Cm. Тимашевская № 1415 Кутепов».

На станции Тихорецкая небольшая группа беженцев пыталась прорваться к поезду Ставки. С узлами, чемоданами, мешками, один старичок даже с портфелем. Инвалид на одной ноге, наверное, бывший офицер, потрясал костылём, требуя справедливости. Молодая невысокая женщина в приличном, но забрызганном грязью пальто, в платочке, из-под которого видны только одни глаза, огромные, чёрные, просящие. Конвой был неумолим. Деникин подумал, что женщину можно было бы выслушать, но не то время. Он смотрел в окно, чуть сдвинув занавеску. Тяжело вздохнул, вернулся за стол, на котором лежала телеграмма Кутепова. Напротив сидел начальник штаба Романовский, человек с всепонимающим взглядом и иронической улыбкой.

   – Разумеется, это не его творение, – сказал Романовский.

   – Но главнокомандующим собирается стать он.

   – Они его убедили, что он достоин этой должности, а ведь это далеко не так. Александр Павлович слишком узко мыслит, слишком прямолинеен, он даже просто туп для решения серьёзных стратегических и политических проблем. Его место – фронт и то с хорошим штабом.

   – Иван Павлович, вы так правильно всё понимаете. За что вас так не любят офицеры?

   – Вот за это и не любят. Каждому неприятно чувствовать, что я угадываю все его тайные намерения. Вот о Кутепове я вам скажу: там, в своём штабе, он видит себя вождём, за которым пойдёт армия. Приедет к вам один или с начштаба и будет перед вами извиняться за эту телеграмму. Поэтому надо ответить резко. Я отвечу резко, но если Кутепов выступил против меня, больше мне нечего надеяться на поддержку армии, и я должен уйти. Я не могу это сделать сегодня – произойдут осложнения на фронте, сорвётся эвакуация, но как только армия окажется в относительной безопасности, я немедленно подам в отставку. А на телеграмму ответим соответственно.

«Генералу Кутепову.

Вполне понимаю вашу тревогу и беспокойство за участь офицеров и добровольцев, прошу помнить, что мне судьба их не менее дорога, чем вам, и что, охотно принимая советы своих соратников, я требую при этом соблюдения правильных взаимоотношений подчинённого к начальнику. В основание текущей операции я принимаю возможную активность правого крыла Донской армии. Если придётся отойти за Кубань, то, в случае сохранения боеспособности казачьими частями, будем удерживать фронт по Кубани, что легко, возможно и важно. Если же казачий фронт рассыплется, Добровольческий корпус пойдёт на Новороссийск. Во всех случаях нужен выигрыш времени. Отвечаю по пунктам:

   1. Вывоз раненых и больных идёт в зависимости от средств ваших и даваемых союзниками. Ускоряю, сколько возможно.

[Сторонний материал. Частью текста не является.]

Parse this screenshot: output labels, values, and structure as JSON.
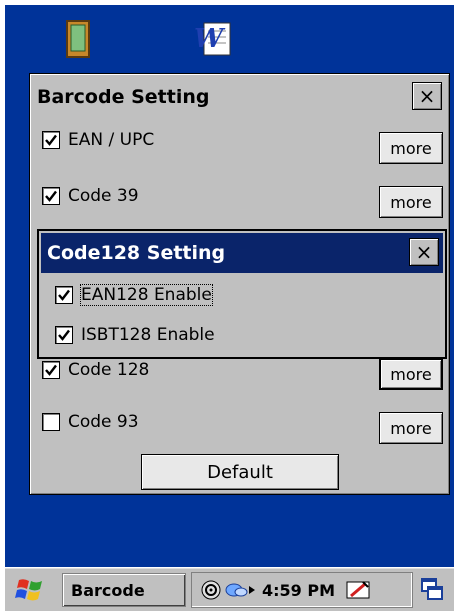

   2. Семейства вывозятся, задержка только от их нежелания и колебаний.

   3. Транспорты подготовляются.

   4. Как вам известно – таково назначение Марковской дивизии.

   5. Правительственные учреждения и Ставка поедут тогда, когда я сочту это нужным. Ставку никто не имеет оснований упрекать в этом отношении. Добровольцы должны бы верить, что Главнокомандующий уйдёт последним, если не погибнет ранее.

   6. Железная дорога Тимашёвка—Новороссийск вам передана быть не может, так как она обслуживает и Донскую армию. Это возможно лишь при тех исключительных условиях, о которых говорил во вступлении.

   7. Вся власть принадлежит Главнокомандующему, который даст такие права командиру Добровольческого корпуса, которые сочтёт нужными.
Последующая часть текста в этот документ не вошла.